2017 - Edgewood: PERSISTENCE
New Mexico Arts, RT 66 Arts Alliance and the Town of Edgewood presented TIME 2017—Temporary Installations Made for the Environment in Edgewood, New Mexico. New Mexican artists from throughout the state were invited to create temporary environmental artworks based on the theme of PERSISTENCE. TIME 2017 featured five visually engaging and conceptually rich outdoor artworks displayed for a short term exhibition in Edgewood; sites included Wildlife West Nature Park, the Edgewood Library, Edgewood Soccer Fields/ Pavilion and the Edgewood Animal Shelter and Police Station. The artworks were displayed from June 30th- August 30th 2017.
TIME was inspired by the emerging public art trend to engage artists interested in creating more spontaneous and immediate artworks with short life-spans. The project is designed to engage unique and distinct New Mexico communities and professional artists in the public art process.
Transmissions was an audio installation- drive-in style- that participants experienced via their car radios. The installation consisted of audio recordings of Edgewood residents discussing change and adaption over time in the community of Edgewood. Each resident’s dialogue was broadcasted on a different frequency. Viewers could drive to the site, and then listen to the audio tracks by tuning their car radio to the indicated frequency. If multiple cars were present the entire conversation could be heard. If there was one car present, viewers could switch between the frequencies to hear different parts of the conversation. Adapting to change, a key component of persistence is also a quality reflected in the medium of radio, a technology that has persisted and remained relevant as other audio technologies have become obsolete.
Persist, Repeat, Reflect was a sculptural installation that celebrated the persistence of the human being’s interaction with the landscape of Edgewood, New Mexico. The work engaged the memory and nostalgia of material such as adobe mud for building, earthen plastering techniques and architectural forms unique to the region. The structure mirrored back the viewer and backdrop of the environment in contemplation, examination and reflection. Persist, Repeat, Reflect actively engaged interaction with the audience. The viewer was confronted with the size of the sculpture that loomed overhead and created an immersive space that reflected back the natural environment in the facets of multiple iterations.
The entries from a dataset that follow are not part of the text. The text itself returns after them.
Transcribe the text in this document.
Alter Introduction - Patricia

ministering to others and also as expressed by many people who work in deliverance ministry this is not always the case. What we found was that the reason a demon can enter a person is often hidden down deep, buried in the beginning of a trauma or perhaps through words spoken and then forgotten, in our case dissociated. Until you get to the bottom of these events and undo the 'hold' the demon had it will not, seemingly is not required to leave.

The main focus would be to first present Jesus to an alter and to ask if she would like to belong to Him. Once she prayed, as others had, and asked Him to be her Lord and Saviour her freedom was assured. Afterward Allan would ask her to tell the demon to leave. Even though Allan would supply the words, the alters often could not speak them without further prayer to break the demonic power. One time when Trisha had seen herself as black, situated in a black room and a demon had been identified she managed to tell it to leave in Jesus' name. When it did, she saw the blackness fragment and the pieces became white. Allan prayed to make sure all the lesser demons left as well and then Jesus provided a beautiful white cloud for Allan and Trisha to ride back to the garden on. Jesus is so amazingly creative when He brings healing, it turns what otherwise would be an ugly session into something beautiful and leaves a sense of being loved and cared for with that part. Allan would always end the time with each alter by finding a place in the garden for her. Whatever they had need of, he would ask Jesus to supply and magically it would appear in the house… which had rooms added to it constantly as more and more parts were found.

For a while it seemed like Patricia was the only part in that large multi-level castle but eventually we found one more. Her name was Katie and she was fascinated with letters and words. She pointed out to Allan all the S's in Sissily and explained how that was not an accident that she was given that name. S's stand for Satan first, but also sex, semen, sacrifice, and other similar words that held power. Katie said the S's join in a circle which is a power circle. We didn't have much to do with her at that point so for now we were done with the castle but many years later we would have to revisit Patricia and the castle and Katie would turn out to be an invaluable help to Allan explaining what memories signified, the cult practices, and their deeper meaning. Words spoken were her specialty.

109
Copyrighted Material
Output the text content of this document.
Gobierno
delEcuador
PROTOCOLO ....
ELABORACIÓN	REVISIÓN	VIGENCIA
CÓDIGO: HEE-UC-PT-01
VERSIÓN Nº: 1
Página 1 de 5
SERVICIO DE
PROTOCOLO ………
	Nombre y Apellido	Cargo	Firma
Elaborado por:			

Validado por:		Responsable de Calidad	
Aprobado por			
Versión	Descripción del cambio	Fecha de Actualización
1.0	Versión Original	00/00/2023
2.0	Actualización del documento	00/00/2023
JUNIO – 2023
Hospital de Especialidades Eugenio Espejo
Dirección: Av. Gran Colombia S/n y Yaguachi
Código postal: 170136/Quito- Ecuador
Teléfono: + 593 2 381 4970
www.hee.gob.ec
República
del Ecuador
By utilizing the prevalence of wind to create sound, Soundscape illustrated Edgewood’s acoustic environment. Soundscape gave the audience pause in how we can better listen to the persistence of our natural environment. As wind drew through reed like tubes, the physical structure referenced both a vessel and conceptually the act of breathing. The structure was equally divided, each half a conical inverse of the other, and the volumes were entered from either side. One half tapered towards the sky upward and inward, and referenced a man-made traditional vernacular architecture alluding to shelter, protection and dwelling. The other half organically splayed outward in an abstracted characterization of desert flora and musical pipe organs. Each half represents the dichotomies of a natural and cultural environment; inside vs. outside; organic vs. man-made; harmony vs. discord; wild vs. tame.
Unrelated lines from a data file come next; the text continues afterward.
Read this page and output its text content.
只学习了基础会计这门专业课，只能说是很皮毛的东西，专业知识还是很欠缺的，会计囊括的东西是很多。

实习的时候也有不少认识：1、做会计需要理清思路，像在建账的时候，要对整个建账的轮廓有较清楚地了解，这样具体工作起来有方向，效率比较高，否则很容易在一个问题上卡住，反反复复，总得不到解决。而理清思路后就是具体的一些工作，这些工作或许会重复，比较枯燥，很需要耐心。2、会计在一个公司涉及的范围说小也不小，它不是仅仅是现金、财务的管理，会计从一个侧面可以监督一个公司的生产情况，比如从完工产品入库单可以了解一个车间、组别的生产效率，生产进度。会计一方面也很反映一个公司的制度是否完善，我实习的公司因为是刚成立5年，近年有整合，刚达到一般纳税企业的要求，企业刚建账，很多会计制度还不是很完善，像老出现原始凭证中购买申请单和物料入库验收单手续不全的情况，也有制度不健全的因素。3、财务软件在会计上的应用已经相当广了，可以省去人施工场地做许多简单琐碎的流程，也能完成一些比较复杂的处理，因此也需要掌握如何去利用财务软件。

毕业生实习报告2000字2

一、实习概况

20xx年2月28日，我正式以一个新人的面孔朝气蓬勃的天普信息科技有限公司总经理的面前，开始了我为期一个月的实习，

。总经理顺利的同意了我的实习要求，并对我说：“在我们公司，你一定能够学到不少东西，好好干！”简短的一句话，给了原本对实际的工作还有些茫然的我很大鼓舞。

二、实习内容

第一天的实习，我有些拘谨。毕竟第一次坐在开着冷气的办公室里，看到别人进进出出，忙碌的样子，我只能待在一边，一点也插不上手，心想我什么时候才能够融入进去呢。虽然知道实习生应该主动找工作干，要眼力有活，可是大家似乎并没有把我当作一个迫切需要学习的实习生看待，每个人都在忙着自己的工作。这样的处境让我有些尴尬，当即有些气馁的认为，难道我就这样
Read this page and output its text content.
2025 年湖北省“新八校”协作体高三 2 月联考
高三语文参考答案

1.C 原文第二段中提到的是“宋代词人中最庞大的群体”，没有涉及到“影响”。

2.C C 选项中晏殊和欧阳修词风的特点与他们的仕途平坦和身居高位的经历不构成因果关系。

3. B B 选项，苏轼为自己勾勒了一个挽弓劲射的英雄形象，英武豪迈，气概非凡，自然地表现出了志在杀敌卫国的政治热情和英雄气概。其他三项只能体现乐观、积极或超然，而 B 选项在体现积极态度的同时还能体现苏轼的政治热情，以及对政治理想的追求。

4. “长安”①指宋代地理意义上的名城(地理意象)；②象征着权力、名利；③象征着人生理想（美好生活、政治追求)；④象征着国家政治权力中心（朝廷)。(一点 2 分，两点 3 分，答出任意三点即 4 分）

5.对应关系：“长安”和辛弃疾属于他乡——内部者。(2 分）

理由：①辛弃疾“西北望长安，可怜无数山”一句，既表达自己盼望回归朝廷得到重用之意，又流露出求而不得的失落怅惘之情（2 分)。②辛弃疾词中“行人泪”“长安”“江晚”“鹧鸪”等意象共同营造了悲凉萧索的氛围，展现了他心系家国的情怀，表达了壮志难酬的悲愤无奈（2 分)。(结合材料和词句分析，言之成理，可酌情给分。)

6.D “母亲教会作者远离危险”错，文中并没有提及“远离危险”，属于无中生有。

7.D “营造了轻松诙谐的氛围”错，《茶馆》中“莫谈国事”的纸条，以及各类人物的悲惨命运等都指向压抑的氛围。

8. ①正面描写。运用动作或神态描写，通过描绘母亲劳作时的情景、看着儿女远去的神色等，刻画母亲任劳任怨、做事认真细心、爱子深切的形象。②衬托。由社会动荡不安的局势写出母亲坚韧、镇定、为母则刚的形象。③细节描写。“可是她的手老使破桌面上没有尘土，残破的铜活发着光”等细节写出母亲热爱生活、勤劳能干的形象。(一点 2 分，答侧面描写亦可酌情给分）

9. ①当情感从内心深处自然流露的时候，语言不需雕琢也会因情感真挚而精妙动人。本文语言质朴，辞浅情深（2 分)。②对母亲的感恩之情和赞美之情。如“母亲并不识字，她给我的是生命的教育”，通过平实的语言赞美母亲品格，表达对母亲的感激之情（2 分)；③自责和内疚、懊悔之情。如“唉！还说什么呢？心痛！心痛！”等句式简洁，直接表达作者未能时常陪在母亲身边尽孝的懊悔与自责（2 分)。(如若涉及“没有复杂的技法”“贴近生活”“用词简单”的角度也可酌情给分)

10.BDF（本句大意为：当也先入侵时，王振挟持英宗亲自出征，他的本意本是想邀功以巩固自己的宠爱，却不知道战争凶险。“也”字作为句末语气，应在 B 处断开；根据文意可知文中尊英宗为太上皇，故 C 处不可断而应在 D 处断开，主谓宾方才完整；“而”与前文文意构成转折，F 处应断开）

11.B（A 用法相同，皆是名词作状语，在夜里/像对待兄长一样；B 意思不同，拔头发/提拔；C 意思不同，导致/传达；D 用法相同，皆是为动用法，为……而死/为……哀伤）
Barrowhenge was composed of three arches that were made from wheelbarrows. The structures represented persistence in the most classic and lasting facets of architecture, the arch. Similarly, the wheelbarrow itself embodies qualities of persistence as it is an object that is used as an agricultural and domestic tool, it aids for the hands on approach to improving one’s environment surroundings. Both forms have sustained through the centuries. Barrowhenge engaged the viewer to experience the wheelbarrows from various sides, showing the multi-dimensional use of wheelbarrows. The arches embodied the saying “The whole is greater than the sum of its parts”.
Howling Coyote celebrated one of the most durable and adaptable wild canine neighbors who are at once as cunning and crafty as they are stoic and charming. Coyotes persist to be one of the most adaptable and least tolerated wild predators in North America. Howling Coyote was constructed with hay, a persistent organic material referencing the persistent culture of the agricultural southwest. The sculpture was 10 foot tall howling coyote and rested on a two tiered hay-bale platform, lit up at night by solar powered lights.